Cuando el amor es grande, las adversidades, sean cuales sean, deberían volatilizarse
Cuando Arnold conoció a Ingrid, la mujer con la que iba a compartir su vida, ya practicaba el BDSM, pero no le dijo nada en un primer momento. No porque se sintiera un pervertido, sino porque temía perder a Ingrid. Se había enamorado locamente de ella y no concebía ni por un momento pasar el resto de sus días sin su sonrisa franca y su mirada celeste, por culpa de sus calentones sadomaso. Me confesó que, en aquella época, subestimaba la capacidad de entendimiento de su mujer y eso es lo que más le hizo sufrir. En el fondo, los prejuicios los tenía él sobre ella. Así que, tomó la decisión de seguir practicando el BDSM, pero a escondidas de Ingrid. El sexo vainilla también le gustaba mucho pero, de vez en cuando, adoraba sentirse sometido por una mujer muchísimo más joven que él. Claro que podía pasar largas temporadas sin acudir a una fiesta femdom, pero su deseo de explorar y conocer sus límites volvía a hacer de las suyas y, cuando ya no podía reprimirse más, volvía a mentir a Ingrid para poder bajar de nuevo a las catacumbas del placer.
El amor es ética
A estas alturas del relato, pensé que Arnold iba a explicarme cómo Ingrid había descubierto el secreto tan bien guardado de su marido. Pero no fue así. Todavía recuerdo el brillo que sus ojos desprendieron cuando me reveló que, un día, harto de mentir a la mujer a la que amaba con locura, de no poder compartir sus preferencias sexuales con su adorable Ingrid, decidió decirle la verdad. Era una locura pero las mentiras y el reprimirse más de lo habitual estaban haciendo más estragos en la pareja que cualquier sesión BDSM hardcore. Además, Arnold estaba totalmente convencido que, tarde o temprano, Ingrid se iba a enterar. Y eso no lo podía permitir. Tenía que enterarse por él.

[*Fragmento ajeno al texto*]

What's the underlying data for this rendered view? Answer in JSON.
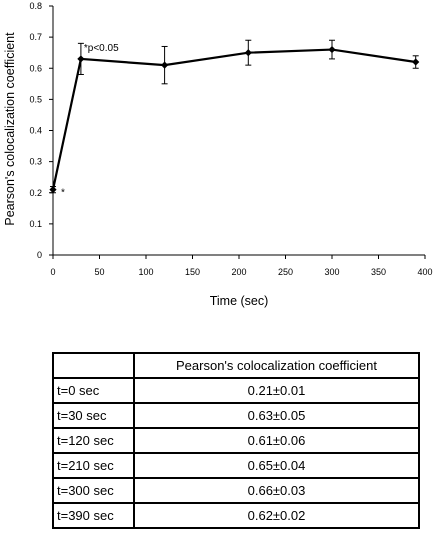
{
  "chart_data": {
    "type": "line",
    "xlabel": "Time (sec)",
    "ylabel": "Pearson's colocalization coefficient",
    "xlim": [
      0,
      400
    ],
    "ylim": [
      0,
      0.8
    ],
    "xticks": [
      0,
      50,
      100,
      150,
      200,
      250,
      300,
      350,
      400
    ],
    "yticks": [
      0,
      0.1,
      0.2,
      0.3,
      0.4,
      0.5,
      0.6,
      0.7,
      0.8
    ],
    "xtick_labels": [
      "0",
      "50",
      "100",
      "150",
      "200",
      "250",
      "300",
      "350",
      "400"
    ],
    "ytick_labels": [
      "0",
      "0.1",
      "0.2",
      "0.3",
      "0.4",
      "0.5",
      "0.6",
      "0.7",
      "0.8"
    ],
    "grid": false,
    "series": [
      {
        "x": [
          0,
          30,
          120,
          210,
          300,
          390
        ],
        "y": [
          0.21,
          0.63,
          0.61,
          0.65,
          0.66,
          0.62
        ],
        "error": [
          0.01,
          0.05,
          0.06,
          0.04,
          0.03,
          0.02
        ],
        "marker": "diamond",
        "color": "#000000"
      }
    ],
    "annotations": [
      {
        "text": "*",
        "x": 0,
        "y": 0.21
      },
      {
        "text": "*p<0.05",
        "x": 30,
        "y": 0.63
      }
    ]
  },
  "table": {
    "header": [
      "",
      "Pearson's colocalization coefficient"
    ],
    "rows": [
      [
        "t=0 sec",
        "0.21±0.01"
      ],
      [
        "t=30 sec",
        "0.63±0.05"
      ],
      [
        "t=120 sec",
        "0.61±0.06"
      ],
      [
        "t=210 sec",
        "0.65±0.04"
      ],
      [
        "t=300 sec",
        "0.66±0.03"
      ],
      [
        "t=390 sec",
        "0.62±0.02"
      ]
    ]
  }
}
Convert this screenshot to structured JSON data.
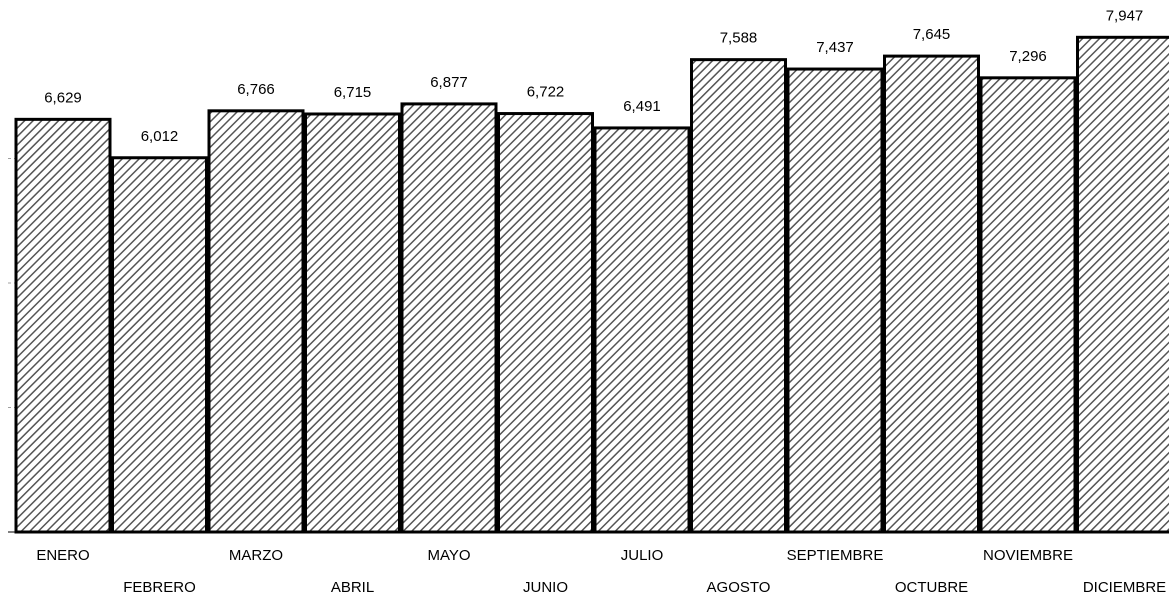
{
  "chart_data": {
    "type": "bar",
    "categories": [
      "ENERO",
      "FEBRERO",
      "MARZO",
      "ABRIL",
      "MAYO",
      "JUNIO",
      "JULIO",
      "AGOSTO",
      "SEPTIEMBRE",
      "OCTUBRE",
      "NOVIEMBRE",
      "DICIEMBRE"
    ],
    "values": [
      6629,
      6012,
      6766,
      6715,
      6877,
      6722,
      6491,
      7588,
      7437,
      7645,
      7296,
      7947
    ],
    "value_labels": [
      "6,629",
      "6,012",
      "6,766",
      "6,715",
      "6,877",
      "6,722",
      "6,491",
      "7,588",
      "7,437",
      "7,645",
      "7,296",
      "7,947"
    ],
    "title": "",
    "xlabel": "",
    "ylabel": "",
    "ylim": [
      0,
      8000
    ],
    "grid": true,
    "legend": "none",
    "bar_fill": "diagonal-hatch",
    "colors": {
      "bar_stroke": "#000000",
      "hatch": "#555555",
      "grid": "#a0a0a0",
      "background": "#ffffff"
    }
  }
}
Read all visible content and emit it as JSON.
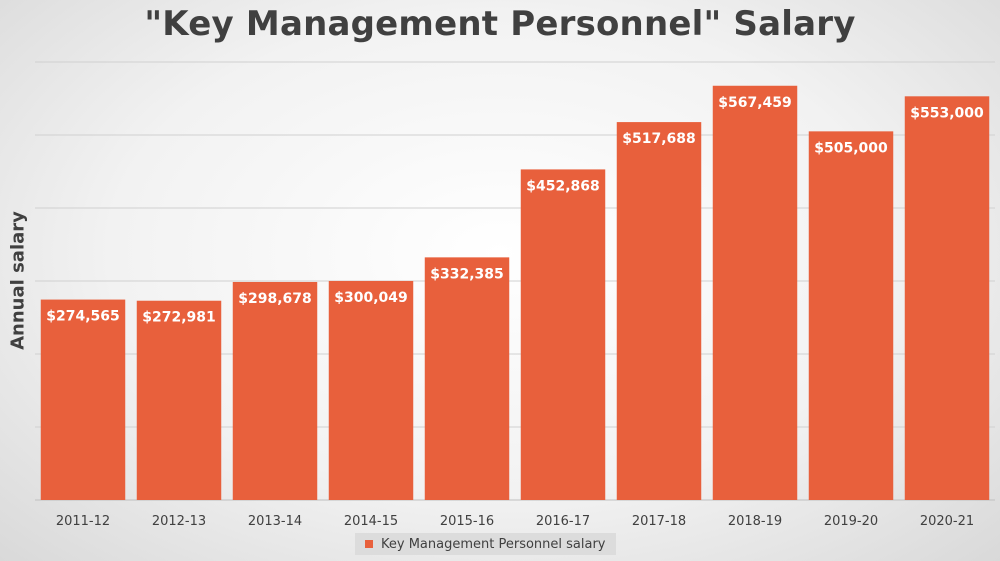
{
  "chart_data": {
    "type": "bar",
    "title": "\"Key Management Personnel\" Salary",
    "ylabel": "Annual salary",
    "xlabel": "",
    "categories": [
      "2011-12",
      "2012-13",
      "2013-14",
      "2014-15",
      "2015-16",
      "2016-17",
      "2017-18",
      "2018-19",
      "2019-20",
      "2020-21"
    ],
    "series": [
      {
        "name": "Key Management Personnel salary",
        "values": [
          274565,
          272981,
          298678,
          300049,
          332385,
          452868,
          517688,
          567459,
          505000,
          553000
        ],
        "labels": [
          "$274,565",
          "$272,981",
          "$298,678",
          "$300,049",
          "$332,385",
          "$452,868",
          "$517,688",
          "$567,459",
          "$505,000",
          "$553,000"
        ],
        "color": "#e8603c"
      }
    ],
    "ylim": [
      0,
      600000
    ],
    "grid": true,
    "legend": "bottom"
  }
}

Arnold se acordaba perfectamente del pequeño restaurante berlinés donde invitó a cenar a Ingrid, aquella noche de niebla. Una noche que, sin duda, iba a marcarle más que todos los fustazos en la piel. Marcas indelebles de pérdida, que se adentran para carcomerte. Que llenan los pulmones y ahogan lentamente. Que asfixian. Ya no era un juego de rol. Esa noche, Arnold tenía una partida de ruleta rusa.
Enganchada a su relato, yo también podía notar cómo se me cerraba la garganta. Entendía la terrible angustia que suponía para él una revelación de esta índole. Lo tenía todo; un matrimonio feliz, tres hijos maravillosos, un estatus social envidiable. Pero Arnold no podía seguir así.

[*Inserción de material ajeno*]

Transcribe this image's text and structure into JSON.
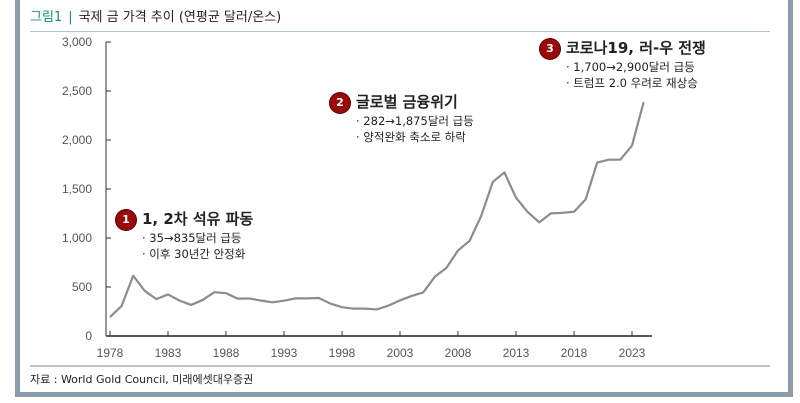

Las palabras salieron de la boca de Arnold a trompicones. No quería parar de hablar, no sabía si luego iba a tener el valor de contarle todo a Ingrid. Así que habló y habló hasta que se quedó sin saliva. Y acto seguido, bajó la mirada.

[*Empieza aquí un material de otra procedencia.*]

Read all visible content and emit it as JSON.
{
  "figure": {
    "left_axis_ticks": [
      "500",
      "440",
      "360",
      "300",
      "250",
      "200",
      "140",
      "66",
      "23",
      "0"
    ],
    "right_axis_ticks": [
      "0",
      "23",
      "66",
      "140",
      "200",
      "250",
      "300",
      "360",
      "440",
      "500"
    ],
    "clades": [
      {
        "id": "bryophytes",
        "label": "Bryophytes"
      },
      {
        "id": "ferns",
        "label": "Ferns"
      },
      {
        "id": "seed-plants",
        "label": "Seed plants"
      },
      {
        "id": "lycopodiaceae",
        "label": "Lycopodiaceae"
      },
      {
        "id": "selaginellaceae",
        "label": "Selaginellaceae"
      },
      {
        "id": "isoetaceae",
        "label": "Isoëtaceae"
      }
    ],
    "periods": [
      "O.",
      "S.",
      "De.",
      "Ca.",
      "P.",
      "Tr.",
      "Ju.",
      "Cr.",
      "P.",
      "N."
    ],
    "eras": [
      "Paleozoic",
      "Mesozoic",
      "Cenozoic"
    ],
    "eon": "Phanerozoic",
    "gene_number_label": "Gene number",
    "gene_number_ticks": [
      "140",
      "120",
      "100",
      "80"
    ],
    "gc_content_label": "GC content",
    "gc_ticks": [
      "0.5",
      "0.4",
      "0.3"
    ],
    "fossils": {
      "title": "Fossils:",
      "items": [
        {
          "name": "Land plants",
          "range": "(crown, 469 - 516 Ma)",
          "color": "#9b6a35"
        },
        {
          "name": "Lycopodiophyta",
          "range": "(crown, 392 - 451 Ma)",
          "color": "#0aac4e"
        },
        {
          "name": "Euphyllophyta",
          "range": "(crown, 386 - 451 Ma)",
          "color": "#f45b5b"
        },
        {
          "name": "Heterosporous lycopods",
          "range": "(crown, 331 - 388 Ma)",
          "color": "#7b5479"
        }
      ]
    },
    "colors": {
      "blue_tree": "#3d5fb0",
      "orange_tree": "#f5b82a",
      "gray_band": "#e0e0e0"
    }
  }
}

Ingrid acercó su mano y le levantó la barbilla, como haría una madre a un niño travieso. O bien para besarle o bien para reñirle. Pero le sonrió.
Amar es negociar permanentemente
Ingrid ya lo sabía. Había encontrado en una bolsa de deporte que Arnold había escondido en viejas cajas de mudanza, ataduras varias, ropa de cuero y una pequeña agenda telefónica. Y estaba esperando que su marido tomara la iniciativa de contárselo en un plazo razonable. Y aquel día, Arnold lo había hecho. Por eso le sonreía.
–A mí, el BDSM no me va –le dijo suavemente Ingrid.
Arnold ya lo sabía porque, en una ocasión, preguntó su opinión sobre esta erótica. Ella fue categórica. No le gustaba.
Pero esa noche, ella entendió que muchas veces el amor entre dos personas surgía no por tener, como muchos piensan, los mismos gustos y compartir las mismas actividades, sino por odiar las mismas cosas. Odiaban ambos la mentira y el hacer daño al otro. Así que llegaron a un acuerdo.
–Desde entonces, voy «al teatro» cada quince días –me dijo Arnold, pícaro, mirando a mi amiga.
Le sonreí y le cogí la mano.
–¡Ah! Y por supuesto, Ingrid me compra ahora la ropa de cuero para mis sesiones. Dice que tengo un gusto pésimo en este sentido. Eso sí que nos pone a los dos.
Se levantó, recogió su bolsa de deporte y me dio un beso en la mejilla.
Fue la primera y última vez que me crucé con él.